Belgrano creó la bandera no con el fin de que sirviese de trapo para propagar consignas facciosas, sino con el objetivo de que envolviera generosamente a todos los argentinos
Luego, estuvo en primera fila entre los que sacudieron el régimen virreinal para crear una nueva patria y, cuando se le encomendó mandar ejércitos sin ser otra cosa que un miliciano, no dejó en otras manos sus responsabilidades, sino que las asumió en plenitud. Lejos de privilegiar su tranquilidad o de valerse del mando para rasguñar las arcas de los ejércitos que mandó, se ocupó, en el trayecto hacia sus objetivos militares, de dar del propio bolsillo para auxiliar a los desvalidos que halló a su paso.
Creó la bandera no con el fin de que sirviese de trapo para propagar consignas facciosas, sino con el objeto de que envolviera generosamente a todos los argentinos y mostrase que estaban decididos a todo para alcanzar la independencia.
Nadie dudó de su integridad, pues mostró constantemente sus manos muy limpias, y porque castigó sin vacilar la más leve muestra de corrupción en sus ejércitos.
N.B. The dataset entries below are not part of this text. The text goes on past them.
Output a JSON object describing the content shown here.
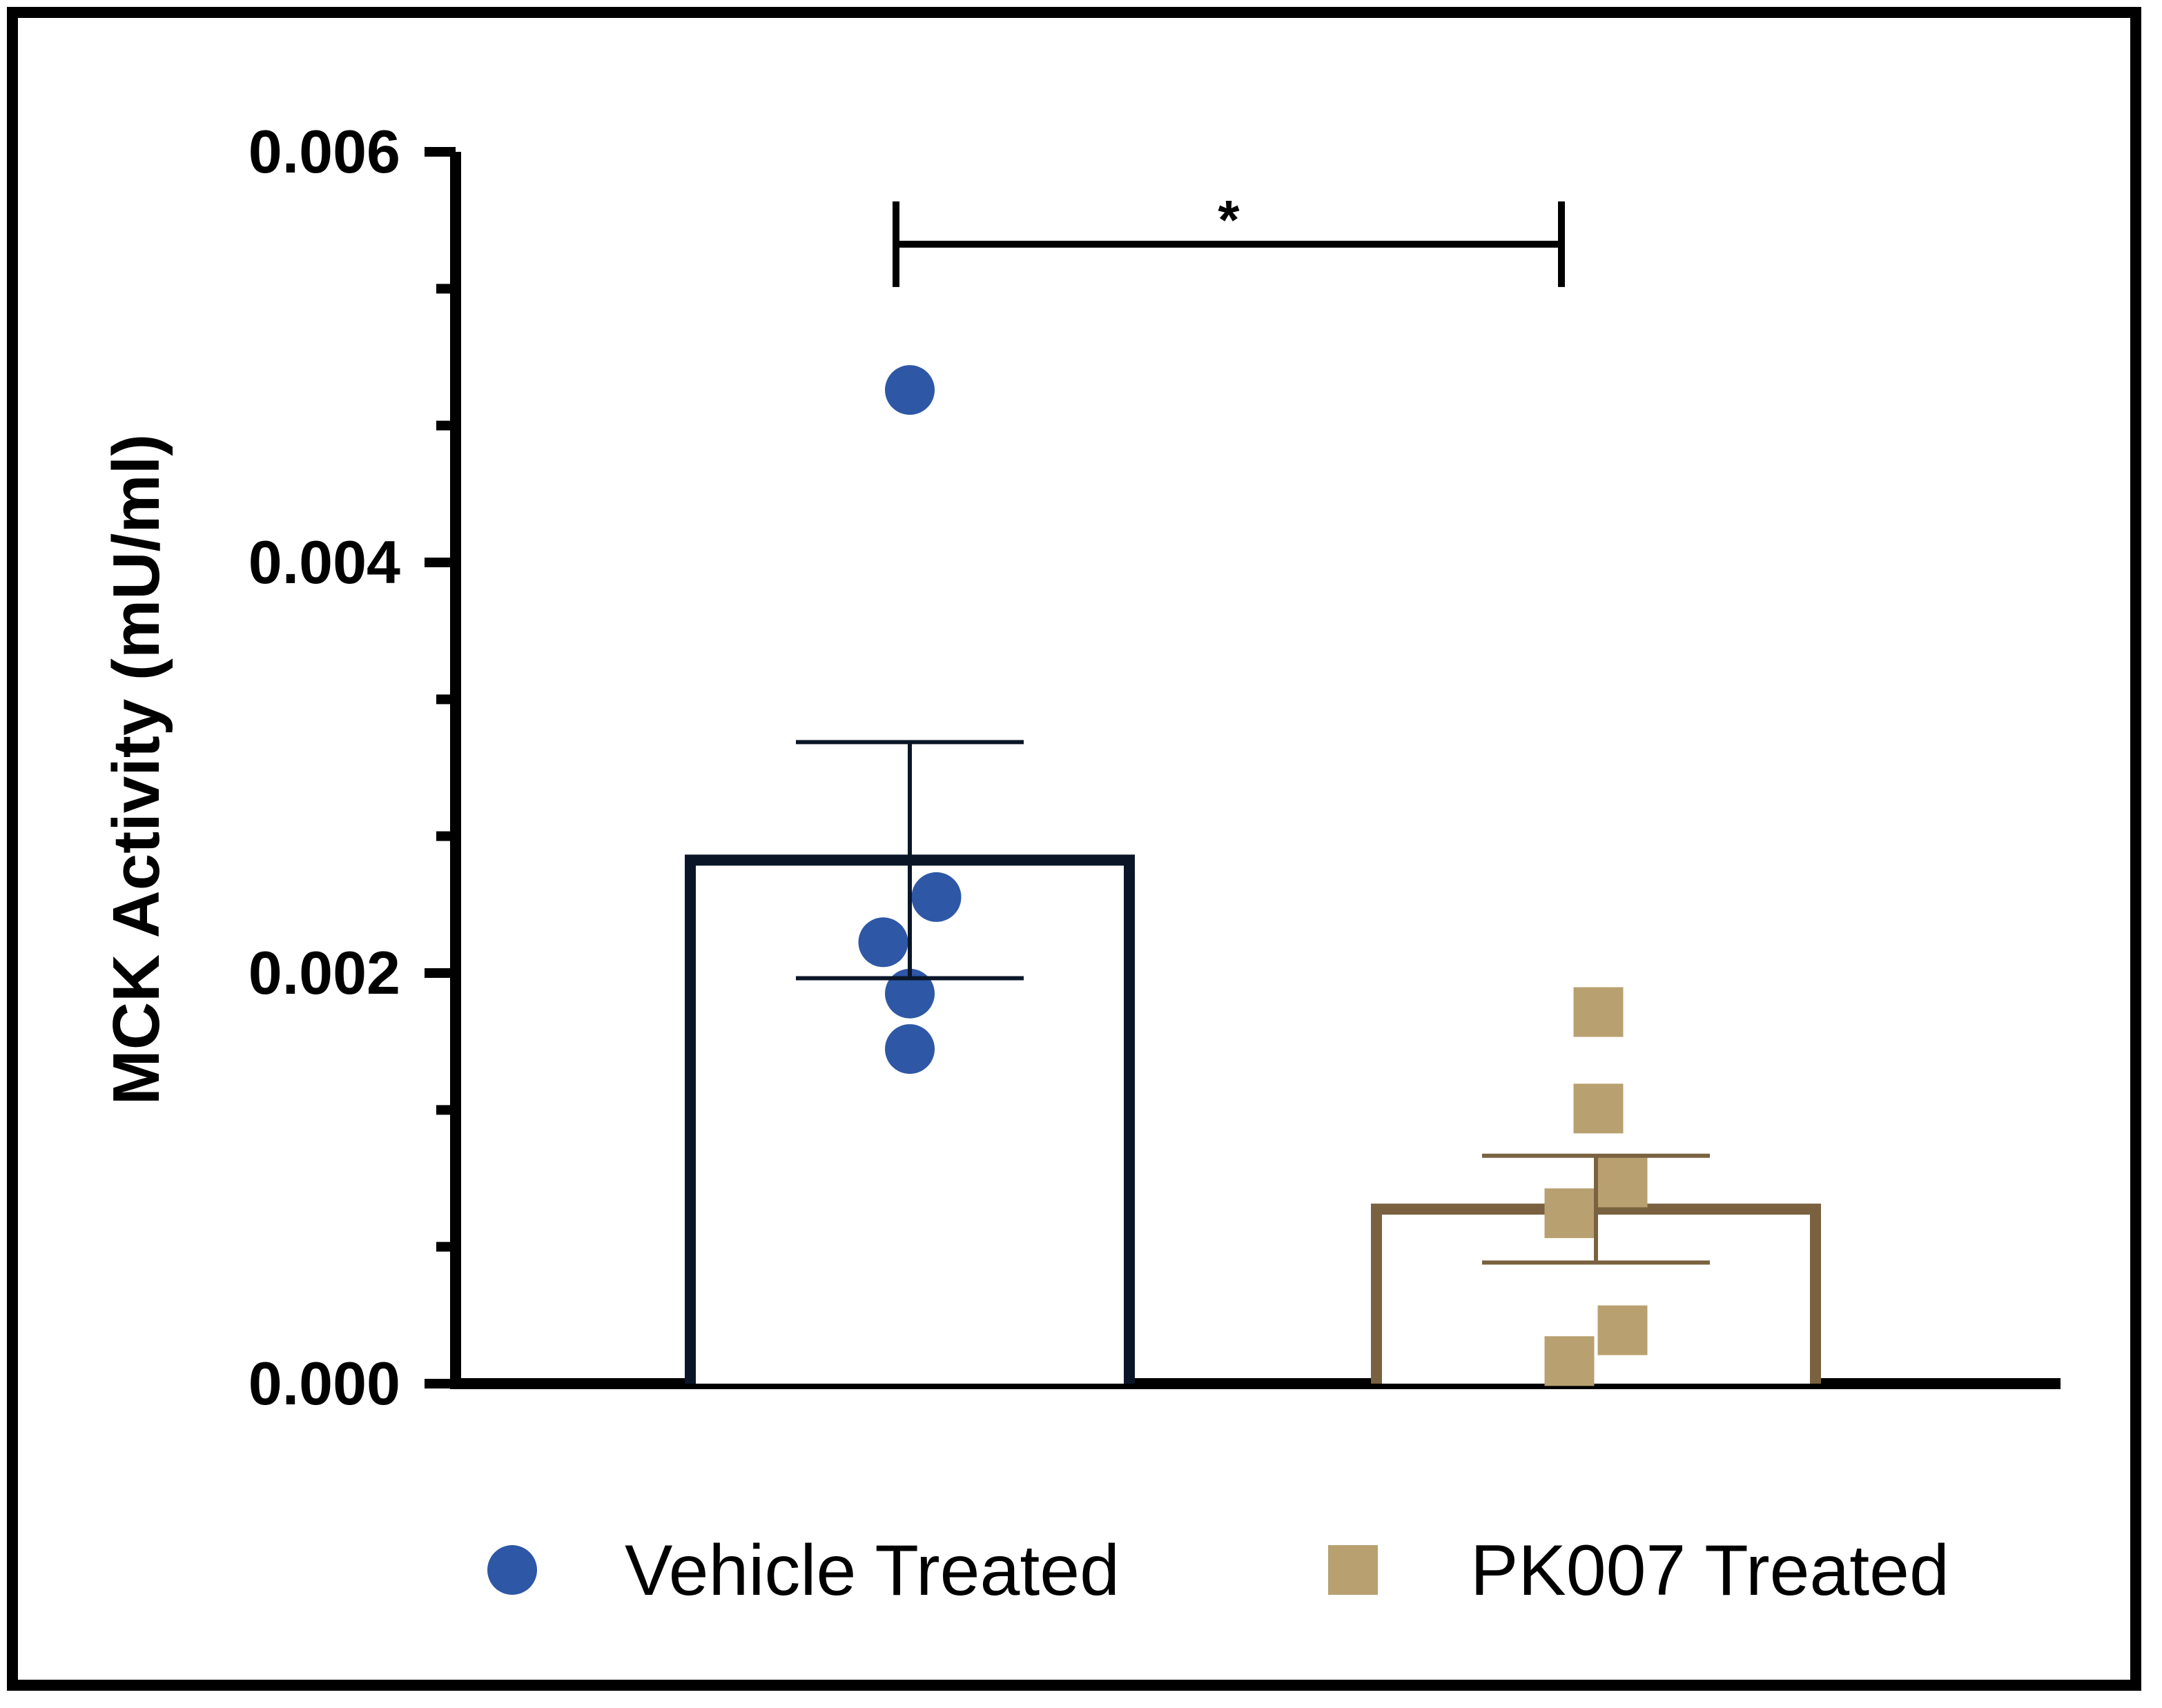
{
  "chart_data": {
    "type": "bar",
    "title": "",
    "xlabel": "",
    "ylabel": "MCK  Activity (mU/ml)",
    "ylim": [
      0,
      0.006
    ],
    "yticks": [
      "0.000",
      "0.002",
      "0.004",
      "0.006"
    ],
    "ytick_values": [
      0,
      0.002,
      0.004,
      0.006
    ],
    "minor_tick_step": 0.00066667,
    "grid": false,
    "legend_position": "bottom",
    "significance": {
      "label": "*",
      "between": [
        0,
        1
      ],
      "y": 0.00555
    },
    "series": [
      {
        "name": "Vehicle Treated",
        "mean": 0.00255,
        "error": 0.000575,
        "bar_color": "#0a1628",
        "marker": "circle",
        "marker_color": "#2e57a6",
        "points": [
          0.00484,
          0.00237,
          0.00215,
          0.0019,
          0.00163
        ],
        "jitter": [
          0,
          0.11,
          -0.11,
          0,
          0
        ]
      },
      {
        "name": "PK007 Treated",
        "mean": 0.00085,
        "error": 0.00026,
        "bar_color": "#7a6240",
        "marker": "square",
        "marker_color": "#b8a070",
        "points": [
          0.00181,
          0.00134,
          0.00098,
          0.00083,
          0.00026,
          0.00011
        ],
        "jitter": [
          0.01,
          0.01,
          0.11,
          -0.11,
          0.11,
          -0.11
        ]
      }
    ]
  }
}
Basta con leer las memorias de sus contemporáneos para corroborar la honradez de sus acciones y la ejemplaridad con que castigó a los que no seguían las reglas de moralidad que correspondían a los soldados y ciudadanos de un país que quería ser libre y grande.
Cuando recibió premios pecuniarios importantes, los destinó a construir escuelas, y cuando ejerció funciones diplomáticas en el extranjero, no vaciló en obligar al representante oficioso del gobierno argentino a que presentara fehacientes papeles, porque no había sido claro con las fondos que le habían asignado: “He de dar cuenta al gobierno y con documentos hasta el último medio que se hubiese gastado del Estado; que además es pobre y necesita de todo recurso, y no es regular mirar con indiferencia sus intereses”, dijo en aquella ocasión.
Vivió pobre y murió pobre. Su lápida fue la tapa de una mesa de luz.
¿Se encuentra en la conducta de la segunda autoridad del Poder Ejecutivo algún gesto que se equipare a los de Belgrano, de quien dice que le hubiera gustado ser su amante? Belgrano donó los premios que le otorgó el Estado; la vicepresidenta cobra pensiones millonarias mientras habla de ayudar a los pobres; Belgrano se subordinó siempre a la ley y a la justicia, aun cuando su aplicación tortuosa lo hubiera afectado; su admiradora pretende modificar el sistema judicial de la Constitución para zafar de las causas por corrupción que se le siguen, y se vale de sus fueros legislativos para obstaculizar o postergar la aplicación de fallos.
Lejos, pues, de utilizar la memoria de Belgrano para decir frases sin contenido que logran el aplauso de sus adeptos y claramente incapaz de una introspección profunda para imitarlo, debería cuando menos no ensuciar el nombre de un patriota asociándolo al propio.